OK, at first I was drowning in "find my phone app" results, but
after writing all that I've worked out the web search terms that
bring up relevent results and it turns out this sort of thing does
already exist after all:
https://landginternational.net/solutions/mobile-phone-detection/
https://www.homelandsecuritynewswire.com/wolfhound-sniffs-out-contraband-cell-phones
https://en.wikipedia.org/wiki/Radio_fingerprinting

Anyway it might be interesting to see whether a simple DIY solution
might work using RTL-SDR USB TV tuners with some spectrum analyser
software and an antenna:
https://hackaday.com/2014/11/19/rtl-sdr-as-a-spectrum-analyzer/

However ham radio software always seems to be skewed towards
Windows, and I often have trouble getting the few Linux options to
compile/run.
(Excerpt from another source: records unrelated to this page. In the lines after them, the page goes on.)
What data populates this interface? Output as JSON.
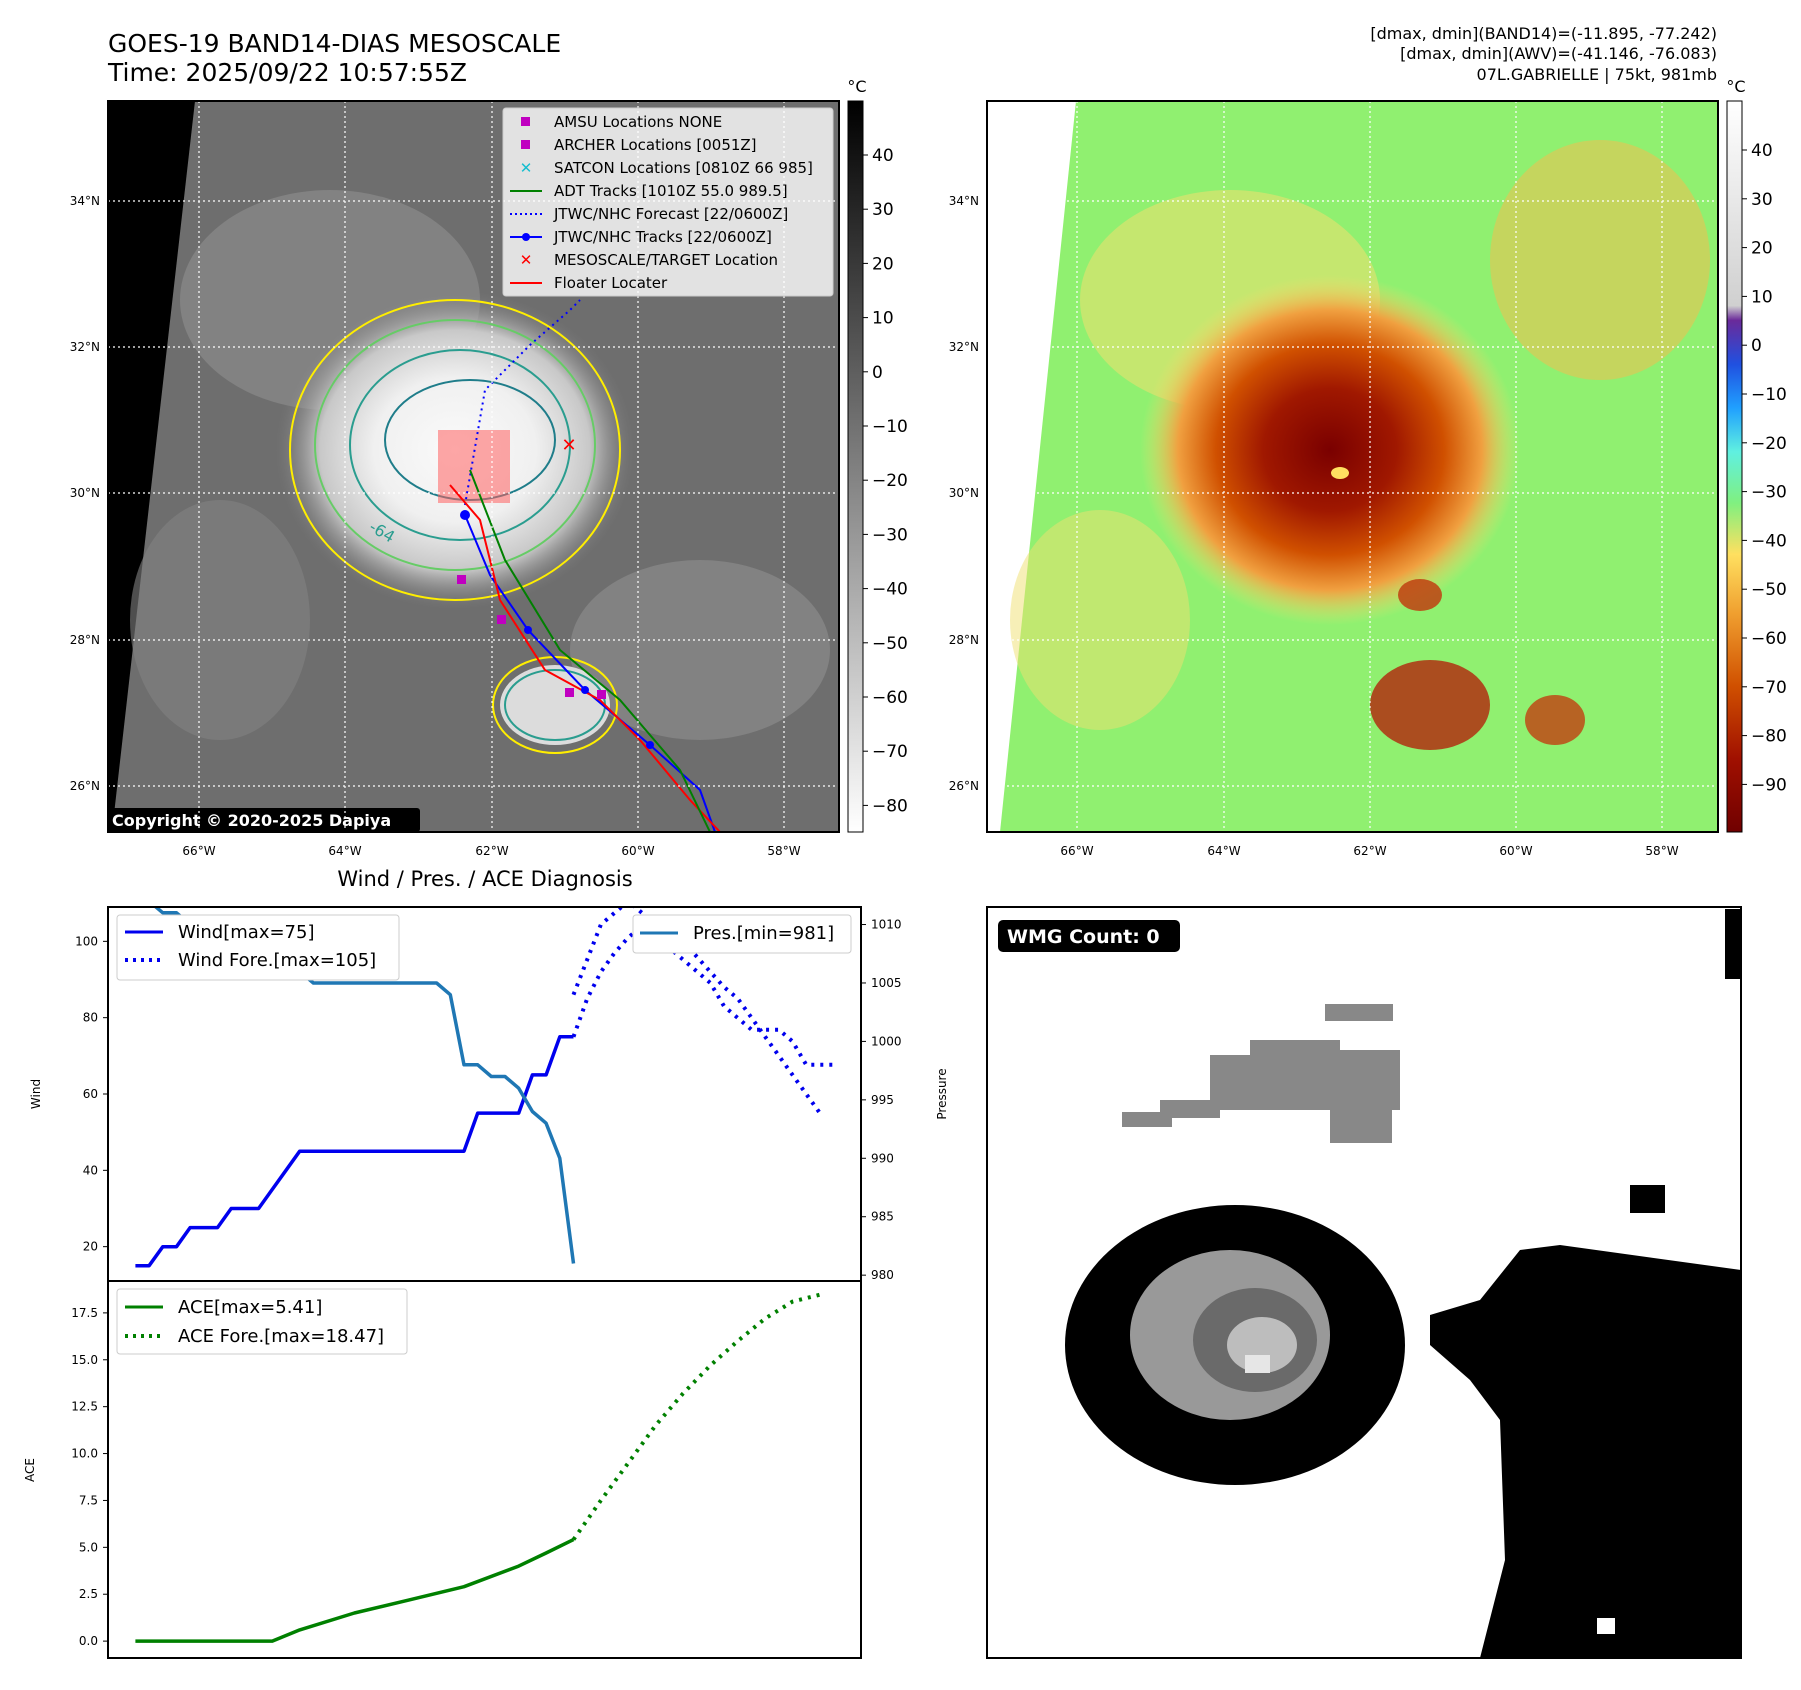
{
  "header": {
    "title": "GOES-19 BAND14-DIAS MESOSCALE",
    "time": "Time: 2025/09/22 10:57:55Z",
    "stats_line1": "[dmax, dmin](BAND14)=(-11.895, -77.242)",
    "stats_line2": "[dmax, dmin](AWV)=(-41.146, -76.083)",
    "stats_line3": "07L.GABRIELLE | 75kt, 981mb"
  },
  "maps": {
    "lon_labels": [
      "66°W",
      "64°W",
      "62°W",
      "60°W",
      "58°W"
    ],
    "lat_labels": [
      "34°N",
      "32°N",
      "30°N",
      "28°N",
      "26°N"
    ],
    "copyright": "Copyright © 2020-2025 Dapiya",
    "contour_label": "-64",
    "legend": [
      {
        "label": "AMSU Locations NONE",
        "marker": "square",
        "color": "#c000c0"
      },
      {
        "label": "ARCHER Locations [0051Z]",
        "marker": "square",
        "color": "#c000c0"
      },
      {
        "label": "SATCON Locations [0810Z 66 985]",
        "marker": "x",
        "color": "#17becf"
      },
      {
        "label": "ADT Tracks [1010Z 55.0 989.5]",
        "marker": "line",
        "color": "#008000"
      },
      {
        "label": "JTWC/NHC Forecast [22/0600Z]",
        "marker": "dotted",
        "color": "#0000ff"
      },
      {
        "label": "JTWC/NHC Tracks [22/0600Z]",
        "marker": "line-dot",
        "color": "#0000ff"
      },
      {
        "label": "MESOSCALE/TARGET Location",
        "marker": "x",
        "color": "#ff0000"
      },
      {
        "label": "Floater Locater",
        "marker": "line",
        "color": "#ff0000"
      }
    ],
    "gray_colorbar": {
      "unit": "°C",
      "ticks": [
        "40",
        "30",
        "20",
        "10",
        "0",
        "−10",
        "−20",
        "−30",
        "−40",
        "−50",
        "−60",
        "−70",
        "−80"
      ]
    },
    "color_colorbar": {
      "unit": "°C",
      "ticks": [
        "40",
        "30",
        "20",
        "10",
        "0",
        "−10",
        "−20",
        "−30",
        "−40",
        "−50",
        "−60",
        "−70",
        "−80",
        "−90"
      ]
    }
  },
  "wmg": {
    "label": "WMG Count: 0"
  },
  "chart_data": [
    {
      "type": "line",
      "title": "Wind / Pres. / ACE Diagnosis",
      "ylabel": "Wind",
      "y2label": "Pressure",
      "ylim": [
        11,
        109
      ],
      "y2lim": [
        979.5,
        1011.5
      ],
      "xlim": [
        -1,
        26.5
      ],
      "yticks": [
        "20",
        "40",
        "60",
        "80",
        "100"
      ],
      "y2ticks": [
        "980",
        "985",
        "990",
        "995",
        "1000",
        "1005",
        "1010"
      ],
      "series": [
        {
          "name": "Wind[max=75]",
          "style": "solid",
          "color": "#0000ee",
          "x": [
            0,
            0.5,
            1,
            1.5,
            2,
            2.5,
            3,
            3.5,
            4,
            4.5,
            5,
            5.5,
            6,
            6.5,
            7,
            7.5,
            8,
            8.5,
            9,
            9.5,
            10,
            10.5,
            11,
            11.5,
            12,
            12.5,
            13,
            13.5,
            14,
            14.5,
            15,
            15.5,
            16
          ],
          "values": [
            15,
            15,
            20,
            20,
            25,
            25,
            25,
            30,
            30,
            30,
            35,
            40,
            45,
            45,
            45,
            45,
            45,
            45,
            45,
            45,
            45,
            45,
            45,
            45,
            45,
            55,
            55,
            55,
            55,
            65,
            65,
            75,
            75
          ]
        },
        {
          "name": "Wind Fore.[max=105]",
          "style": "dotted",
          "color": "#0000ee",
          "x": [
            16,
            16.5,
            17,
            17.5,
            18,
            18.5,
            19,
            19.5,
            20,
            20.5,
            21,
            21.5,
            22,
            22.5,
            23,
            23.5,
            24,
            24.5,
            25
          ],
          "values": [
            75,
            85,
            92,
            97,
            101,
            104,
            105,
            103,
            100,
            96,
            92,
            88,
            85,
            80,
            75,
            70,
            65,
            60,
            55
          ]
        },
        {
          "name": "Pres.[min=981]",
          "style": "solid",
          "color": "#1f77b4",
          "axis": "right",
          "x": [
            0,
            0.5,
            1,
            1.5,
            2,
            2.5,
            3,
            3.5,
            4,
            4.5,
            5,
            5.5,
            6,
            6.5,
            7,
            7.5,
            8,
            8.5,
            9,
            9.5,
            10,
            10.5,
            11,
            11.5,
            12,
            12.5,
            13,
            13.5,
            14,
            14.5,
            15,
            15.5,
            16
          ],
          "values": [
            1012,
            1012,
            1011,
            1011,
            1010,
            1010,
            1009,
            1008,
            1008,
            1008,
            1007,
            1006,
            1006,
            1005,
            1005,
            1005,
            1005,
            1005,
            1005,
            1005,
            1005,
            1005,
            1005,
            1004,
            998,
            998,
            997,
            997,
            996,
            994,
            993,
            990,
            981
          ]
        },
        {
          "name": "",
          "style": "dotted",
          "color": "#0000ee",
          "axis": "right",
          "x": [
            16,
            16.5,
            17,
            17.5,
            18,
            18.5,
            19,
            19.5,
            20,
            20.5,
            21,
            21.5,
            22,
            22.5,
            23,
            23.5,
            24,
            24.5,
            25,
            25.5
          ],
          "values": [
            1004,
            1007,
            1010,
            1011,
            1012,
            1011,
            1009,
            1008,
            1007,
            1006,
            1005,
            1003,
            1002,
            1001,
            1001,
            1001,
            1000,
            998,
            998,
            998
          ]
        }
      ]
    },
    {
      "type": "line",
      "ylabel": "ACE",
      "ylim": [
        -0.9,
        19.2
      ],
      "xlim": [
        -1,
        26.5
      ],
      "yticks": [
        "0.0",
        "2.5",
        "5.0",
        "7.5",
        "10.0",
        "12.5",
        "15.0",
        "17.5"
      ],
      "series": [
        {
          "name": "ACE[max=5.41]",
          "style": "solid",
          "color": "#008000",
          "x": [
            0,
            2,
            4,
            5,
            6,
            8,
            10,
            12,
            14,
            15,
            16
          ],
          "values": [
            0,
            0,
            0,
            0,
            0.6,
            1.5,
            2.2,
            2.9,
            4.0,
            4.7,
            5.41
          ]
        },
        {
          "name": "ACE Fore.[max=18.47]",
          "style": "dotted",
          "color": "#008000",
          "x": [
            16,
            17,
            18,
            19,
            20,
            21,
            22,
            23,
            24,
            25
          ],
          "values": [
            5.41,
            7.5,
            9.5,
            11.5,
            13.2,
            14.7,
            16.0,
            17.2,
            18.1,
            18.47
          ]
        }
      ]
    }
  ]
}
Plus it's often designed for more powerful computers
than anything I use so I'm always running into performance
bottlenecks. So I rarely have much success in the end (including
last time I tried to find an RTL-SDR spectrum analyser program for
Linux that worked).

To combat the performance problem I could probably try the old
server that I picked up, notably at a hamfest, and wasn't worth the
trouble of selling like the other one. Power consumption would rule
out running it all the time as an actual phone detector rig for
security purposes though. SDR + low-power SBCs would be a wonderful
combination if only the free software was up to a better standard,
more like commercial stuff wich can be found working on vastly
weaker hardware. Much is even written in Python, yuck!